Risk can be defined two ways. First, as the combination of the probability of occurrence of harm and the severity of that harm, or second, as the potential influence of product and process factors on CQAs and the uncertainty of that influence. The first definition is traditional and takes into account potential failures and adverse events. The second takes into account influence of factors relative to CQAs and how well we understand or know the influence of those factors on the CQAs of the drug product. In modern drug development, it is often the second definition that is a problem in that we don't know what we don't know. As we complete development activities, the risk goes down because our knowledge and understanding of the factors associated with unit operations and analytical methods go up relative to product acceptance and all associated CQAs.

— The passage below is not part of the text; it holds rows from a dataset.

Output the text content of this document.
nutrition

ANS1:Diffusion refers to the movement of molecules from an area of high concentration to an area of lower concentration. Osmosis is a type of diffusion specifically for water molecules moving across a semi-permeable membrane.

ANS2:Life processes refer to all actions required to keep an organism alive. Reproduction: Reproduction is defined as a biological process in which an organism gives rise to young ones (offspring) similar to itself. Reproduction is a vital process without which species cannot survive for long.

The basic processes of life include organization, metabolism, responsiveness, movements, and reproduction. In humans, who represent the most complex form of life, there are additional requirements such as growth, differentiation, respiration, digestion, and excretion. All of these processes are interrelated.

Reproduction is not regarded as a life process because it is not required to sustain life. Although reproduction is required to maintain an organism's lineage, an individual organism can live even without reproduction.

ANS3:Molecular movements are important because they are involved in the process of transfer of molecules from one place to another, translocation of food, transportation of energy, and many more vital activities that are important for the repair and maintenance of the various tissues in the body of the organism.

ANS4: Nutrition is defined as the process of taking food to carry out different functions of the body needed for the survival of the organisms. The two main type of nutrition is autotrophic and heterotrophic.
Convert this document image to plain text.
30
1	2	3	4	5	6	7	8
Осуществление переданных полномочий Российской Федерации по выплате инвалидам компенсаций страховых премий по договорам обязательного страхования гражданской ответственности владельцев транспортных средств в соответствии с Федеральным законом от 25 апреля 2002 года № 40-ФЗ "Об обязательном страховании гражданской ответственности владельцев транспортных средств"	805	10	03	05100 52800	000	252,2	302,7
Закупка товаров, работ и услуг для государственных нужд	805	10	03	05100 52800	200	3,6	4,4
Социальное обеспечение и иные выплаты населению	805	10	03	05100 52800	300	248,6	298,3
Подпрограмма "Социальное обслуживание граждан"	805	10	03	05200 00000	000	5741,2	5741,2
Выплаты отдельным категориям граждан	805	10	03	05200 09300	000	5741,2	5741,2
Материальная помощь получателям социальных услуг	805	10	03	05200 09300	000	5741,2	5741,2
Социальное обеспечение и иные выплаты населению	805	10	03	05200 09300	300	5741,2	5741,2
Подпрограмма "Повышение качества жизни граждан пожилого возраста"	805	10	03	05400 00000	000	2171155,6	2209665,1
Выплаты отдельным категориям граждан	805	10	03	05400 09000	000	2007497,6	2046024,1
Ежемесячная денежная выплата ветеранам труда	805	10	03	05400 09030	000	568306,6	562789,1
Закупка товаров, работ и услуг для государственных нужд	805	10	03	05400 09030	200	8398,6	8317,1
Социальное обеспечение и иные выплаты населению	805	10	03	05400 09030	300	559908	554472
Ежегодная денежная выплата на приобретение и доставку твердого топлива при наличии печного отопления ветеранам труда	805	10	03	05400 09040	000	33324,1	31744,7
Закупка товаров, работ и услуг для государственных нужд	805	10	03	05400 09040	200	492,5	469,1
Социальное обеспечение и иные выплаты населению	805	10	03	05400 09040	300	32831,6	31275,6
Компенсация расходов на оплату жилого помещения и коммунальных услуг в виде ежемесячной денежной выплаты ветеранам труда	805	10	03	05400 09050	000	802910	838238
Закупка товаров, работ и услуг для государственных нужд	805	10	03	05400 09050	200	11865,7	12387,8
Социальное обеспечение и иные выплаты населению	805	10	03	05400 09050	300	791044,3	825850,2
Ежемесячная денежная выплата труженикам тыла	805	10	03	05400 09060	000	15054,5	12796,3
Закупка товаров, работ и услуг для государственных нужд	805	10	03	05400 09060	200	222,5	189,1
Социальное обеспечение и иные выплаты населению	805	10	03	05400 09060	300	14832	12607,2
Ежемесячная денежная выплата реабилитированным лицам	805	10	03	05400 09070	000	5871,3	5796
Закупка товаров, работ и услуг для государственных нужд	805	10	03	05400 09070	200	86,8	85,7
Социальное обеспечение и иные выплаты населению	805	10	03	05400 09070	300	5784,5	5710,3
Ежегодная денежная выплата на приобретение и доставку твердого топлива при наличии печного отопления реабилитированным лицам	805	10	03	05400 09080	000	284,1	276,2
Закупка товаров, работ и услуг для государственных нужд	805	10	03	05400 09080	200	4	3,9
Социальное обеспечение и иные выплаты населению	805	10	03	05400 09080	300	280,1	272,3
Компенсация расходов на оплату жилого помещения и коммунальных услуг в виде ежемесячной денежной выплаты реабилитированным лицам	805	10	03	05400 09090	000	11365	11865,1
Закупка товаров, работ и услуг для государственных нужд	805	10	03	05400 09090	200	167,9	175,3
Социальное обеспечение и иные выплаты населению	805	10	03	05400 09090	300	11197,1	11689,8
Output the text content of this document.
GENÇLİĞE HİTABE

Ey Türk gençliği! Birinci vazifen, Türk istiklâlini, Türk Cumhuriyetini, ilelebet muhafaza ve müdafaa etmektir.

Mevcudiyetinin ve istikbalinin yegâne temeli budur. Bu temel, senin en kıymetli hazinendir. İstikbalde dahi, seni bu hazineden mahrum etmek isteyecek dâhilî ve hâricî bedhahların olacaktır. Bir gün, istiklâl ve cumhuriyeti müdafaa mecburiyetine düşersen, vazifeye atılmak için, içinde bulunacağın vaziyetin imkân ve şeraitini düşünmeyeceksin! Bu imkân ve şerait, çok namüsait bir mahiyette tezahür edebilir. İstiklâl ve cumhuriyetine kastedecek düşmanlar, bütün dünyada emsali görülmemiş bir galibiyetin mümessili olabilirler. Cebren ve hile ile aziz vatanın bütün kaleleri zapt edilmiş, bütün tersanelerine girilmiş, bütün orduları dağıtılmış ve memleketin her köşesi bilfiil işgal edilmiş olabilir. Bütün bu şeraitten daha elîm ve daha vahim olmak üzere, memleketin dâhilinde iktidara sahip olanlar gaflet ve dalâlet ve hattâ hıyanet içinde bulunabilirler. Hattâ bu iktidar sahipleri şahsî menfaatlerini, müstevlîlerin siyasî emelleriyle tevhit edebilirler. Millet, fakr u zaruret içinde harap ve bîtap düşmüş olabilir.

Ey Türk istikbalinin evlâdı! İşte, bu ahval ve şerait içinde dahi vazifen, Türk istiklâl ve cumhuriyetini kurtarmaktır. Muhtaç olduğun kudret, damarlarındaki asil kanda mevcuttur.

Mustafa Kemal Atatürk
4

There are two key principles in QRM. First, risk assessment should be based on scientific knowledge associated with product and process understanding, and second, the level of effort associated with risk assessment/management should be commensurate with the level of risk being identified and evaluated. Science and data help to minimize and control risk. A common criticism of risk assessments is they are just opinions and not backed by science. The higher the focus and dependence on scientific principles, thought experiments, literature/research, prior experimental results, and understanding of historical performance, the better the science brought into the QRM process. The major benefits of QRM and risk assessments are to improve the ability to develop drug products and drug substance and answer the question, "When, what, how much, and where do we need additional development?" Development activities reduce potential risks to safety and efficacy and help to achieve the benefits of the drug for the targeted indication.
Figure 1: Quality risk management and systematic drug development. (ALL FIGURES ARE COURTESY OF THE AUTHOR.)
Systematic drug development and QRM (see Figure 1) ensure that we maintain line of site from the target product profile, to the quality target product profile (QTTP), through CQA generation to analytical method selection, unit operation characterization, specification and acceptance criteria limit generation, critical process parameters and control selection, and finally, method and process validation (see Figure 2). ICH Q6, Q8, Q9, Q10, and Q11 detail the pharmaceutical development process and how to set limits (1-5). The QRM process is linked to product and process CQAs because they are the quality attributes of the drug.
Figure 2: QTTP and critical quality attribute (CQA) identification and line of sight.